MOSCOW (MRC) -- Mexican petrochemicals firm Alpek reported a 14% year-on-year drop in first quarter revenue, impacted by a steep decline in polyester feedstock prices, said Bnamericas.
Alpek's net income dropped 61% to USD24mn compared to 1Q13, but rose from a USD9mn loss in 4Q13.
Alpek's polyester segment was hit by the recent drop in feedstock prices, which led to a USD22mn inventory devaluation charge and created "a temporary mismatch between sales prices and average feedstock costs that negatively impacts margins," according to the firm's financials.
First quarter Ebitda was USD105mn, down 34% year-on-year and 20% from the fourth quarter. The company invested USD44mn in projects during the first quarter. Alpek's Cosoleacaque cogeneration plant is slated to begin operations in 2Q.
Alpek's drop in revenues impacted parent company Alfa, which reported a 38% year-on-year drop in first quarter profits. Alfa invested USD236mn in 1Q to support future growth, mainly through energy projects.

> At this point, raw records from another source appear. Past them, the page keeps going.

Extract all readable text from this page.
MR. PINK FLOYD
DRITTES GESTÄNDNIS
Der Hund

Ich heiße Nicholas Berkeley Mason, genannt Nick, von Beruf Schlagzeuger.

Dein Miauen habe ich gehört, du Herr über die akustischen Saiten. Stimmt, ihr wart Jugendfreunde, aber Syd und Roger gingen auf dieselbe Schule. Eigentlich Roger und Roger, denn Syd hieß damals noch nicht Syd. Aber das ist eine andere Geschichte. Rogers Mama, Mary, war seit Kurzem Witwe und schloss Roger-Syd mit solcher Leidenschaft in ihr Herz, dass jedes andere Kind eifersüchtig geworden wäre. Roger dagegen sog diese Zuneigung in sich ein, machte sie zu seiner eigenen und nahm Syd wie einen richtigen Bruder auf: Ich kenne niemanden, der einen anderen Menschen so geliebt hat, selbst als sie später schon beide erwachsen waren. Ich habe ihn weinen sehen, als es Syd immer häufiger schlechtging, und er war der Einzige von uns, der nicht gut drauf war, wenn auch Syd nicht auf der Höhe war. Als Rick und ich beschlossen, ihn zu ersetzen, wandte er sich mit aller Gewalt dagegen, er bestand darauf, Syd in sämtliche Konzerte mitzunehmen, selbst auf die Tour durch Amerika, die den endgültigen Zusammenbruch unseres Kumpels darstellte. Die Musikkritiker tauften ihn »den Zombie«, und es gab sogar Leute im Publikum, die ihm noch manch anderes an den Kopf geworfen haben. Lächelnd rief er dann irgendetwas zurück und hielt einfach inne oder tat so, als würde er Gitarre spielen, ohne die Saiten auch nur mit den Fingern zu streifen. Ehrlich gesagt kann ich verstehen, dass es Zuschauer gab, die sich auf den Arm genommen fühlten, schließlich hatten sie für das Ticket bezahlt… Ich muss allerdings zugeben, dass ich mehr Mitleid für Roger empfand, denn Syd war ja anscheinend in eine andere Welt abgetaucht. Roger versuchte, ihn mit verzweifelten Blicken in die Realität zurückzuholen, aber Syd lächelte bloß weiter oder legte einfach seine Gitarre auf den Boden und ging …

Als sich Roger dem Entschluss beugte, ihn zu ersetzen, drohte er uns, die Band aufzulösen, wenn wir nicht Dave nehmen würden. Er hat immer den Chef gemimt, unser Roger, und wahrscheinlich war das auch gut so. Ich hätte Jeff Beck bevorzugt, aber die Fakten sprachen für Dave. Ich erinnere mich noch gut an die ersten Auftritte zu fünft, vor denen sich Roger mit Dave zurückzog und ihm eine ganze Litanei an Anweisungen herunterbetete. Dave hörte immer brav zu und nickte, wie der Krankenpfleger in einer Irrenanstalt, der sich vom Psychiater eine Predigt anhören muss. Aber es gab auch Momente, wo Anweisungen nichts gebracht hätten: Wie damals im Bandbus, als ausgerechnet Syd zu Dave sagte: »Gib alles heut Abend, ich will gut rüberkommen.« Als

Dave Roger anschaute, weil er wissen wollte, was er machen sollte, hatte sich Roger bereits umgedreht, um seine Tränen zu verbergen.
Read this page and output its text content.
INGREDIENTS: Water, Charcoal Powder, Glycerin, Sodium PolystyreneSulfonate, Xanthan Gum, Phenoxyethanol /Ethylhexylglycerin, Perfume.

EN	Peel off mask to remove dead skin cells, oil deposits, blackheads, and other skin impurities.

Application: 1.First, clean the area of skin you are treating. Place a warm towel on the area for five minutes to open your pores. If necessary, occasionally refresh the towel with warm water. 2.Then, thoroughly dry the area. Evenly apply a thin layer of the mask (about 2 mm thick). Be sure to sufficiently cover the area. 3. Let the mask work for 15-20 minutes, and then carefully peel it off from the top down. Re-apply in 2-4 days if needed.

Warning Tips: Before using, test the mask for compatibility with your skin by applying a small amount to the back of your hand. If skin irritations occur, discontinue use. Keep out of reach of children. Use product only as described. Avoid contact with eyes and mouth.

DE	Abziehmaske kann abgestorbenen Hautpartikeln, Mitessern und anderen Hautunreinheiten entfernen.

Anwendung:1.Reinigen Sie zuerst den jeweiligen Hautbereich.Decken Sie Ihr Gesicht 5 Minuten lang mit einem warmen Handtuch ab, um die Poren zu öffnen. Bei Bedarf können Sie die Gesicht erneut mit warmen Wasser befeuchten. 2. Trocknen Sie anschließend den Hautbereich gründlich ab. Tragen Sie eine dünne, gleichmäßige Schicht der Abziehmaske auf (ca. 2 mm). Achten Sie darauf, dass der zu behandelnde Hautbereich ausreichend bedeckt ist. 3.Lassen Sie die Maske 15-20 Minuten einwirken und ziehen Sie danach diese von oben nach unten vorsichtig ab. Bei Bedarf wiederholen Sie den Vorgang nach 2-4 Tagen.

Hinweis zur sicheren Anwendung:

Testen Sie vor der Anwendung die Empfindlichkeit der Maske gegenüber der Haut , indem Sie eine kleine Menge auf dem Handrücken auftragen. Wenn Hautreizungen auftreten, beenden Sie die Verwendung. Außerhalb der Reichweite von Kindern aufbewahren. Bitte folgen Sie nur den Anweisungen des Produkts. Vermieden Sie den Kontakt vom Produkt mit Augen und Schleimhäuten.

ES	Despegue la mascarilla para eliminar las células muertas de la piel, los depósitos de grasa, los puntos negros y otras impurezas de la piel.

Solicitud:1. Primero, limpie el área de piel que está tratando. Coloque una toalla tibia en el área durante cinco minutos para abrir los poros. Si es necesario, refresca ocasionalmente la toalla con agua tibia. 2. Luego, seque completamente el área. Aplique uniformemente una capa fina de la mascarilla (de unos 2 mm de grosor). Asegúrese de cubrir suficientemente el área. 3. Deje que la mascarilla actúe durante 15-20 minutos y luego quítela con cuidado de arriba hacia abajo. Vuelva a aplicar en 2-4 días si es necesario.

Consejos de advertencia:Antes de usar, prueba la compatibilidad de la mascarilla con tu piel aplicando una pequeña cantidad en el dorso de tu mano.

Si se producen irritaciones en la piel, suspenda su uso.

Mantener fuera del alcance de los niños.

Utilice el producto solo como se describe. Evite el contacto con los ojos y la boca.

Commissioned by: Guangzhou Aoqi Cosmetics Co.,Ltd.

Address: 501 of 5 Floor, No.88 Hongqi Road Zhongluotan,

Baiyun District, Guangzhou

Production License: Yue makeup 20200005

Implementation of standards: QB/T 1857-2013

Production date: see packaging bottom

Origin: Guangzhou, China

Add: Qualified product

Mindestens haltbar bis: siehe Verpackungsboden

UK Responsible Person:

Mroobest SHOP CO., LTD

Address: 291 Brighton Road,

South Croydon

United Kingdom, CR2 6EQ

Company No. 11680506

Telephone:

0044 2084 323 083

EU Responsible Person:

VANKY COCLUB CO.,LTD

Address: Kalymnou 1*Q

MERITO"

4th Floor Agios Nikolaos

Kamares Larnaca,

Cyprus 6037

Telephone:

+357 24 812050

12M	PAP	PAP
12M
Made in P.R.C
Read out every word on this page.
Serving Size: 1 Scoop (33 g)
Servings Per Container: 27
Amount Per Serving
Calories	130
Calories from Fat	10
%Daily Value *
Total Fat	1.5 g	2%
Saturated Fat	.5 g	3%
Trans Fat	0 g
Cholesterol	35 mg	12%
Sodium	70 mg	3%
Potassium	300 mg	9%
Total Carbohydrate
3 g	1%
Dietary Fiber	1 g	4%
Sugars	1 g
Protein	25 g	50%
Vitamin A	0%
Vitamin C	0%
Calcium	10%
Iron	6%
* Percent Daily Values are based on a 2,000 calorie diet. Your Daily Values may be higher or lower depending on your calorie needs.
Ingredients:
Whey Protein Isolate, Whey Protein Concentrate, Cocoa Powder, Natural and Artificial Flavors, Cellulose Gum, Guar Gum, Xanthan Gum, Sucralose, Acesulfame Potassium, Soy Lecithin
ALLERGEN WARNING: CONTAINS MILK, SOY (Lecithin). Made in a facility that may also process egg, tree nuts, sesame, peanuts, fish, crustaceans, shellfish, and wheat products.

As MRC wrote before, Russian ONK and Alpek in September 2013 signed an agreement for joint project for construction of PTA and PET plant in Ufa (Russia). )
Alpek is the largest petrochemical company in Mexico and the second largest in Latin America. The company operates through two business segments: Polyester chain products (PTA, PET and polyester fibers), and Plastics and Chemicals products (PP, EPS, caprolactam, polyurethanes and other specialty and industrial chemicals). Alpek is a leading producer of PTA and PET worldwide, operates the largest expandable polystyrene plant in America and one of the largest polypropylene plants in North America. It is also the only producer of caprolactam in Mexico. The company operates 20 plants in Mexico, USA and Argentina, and employs 4,700 people. Alpek is a publicly traded company listed on the Mexican Stock Exchange.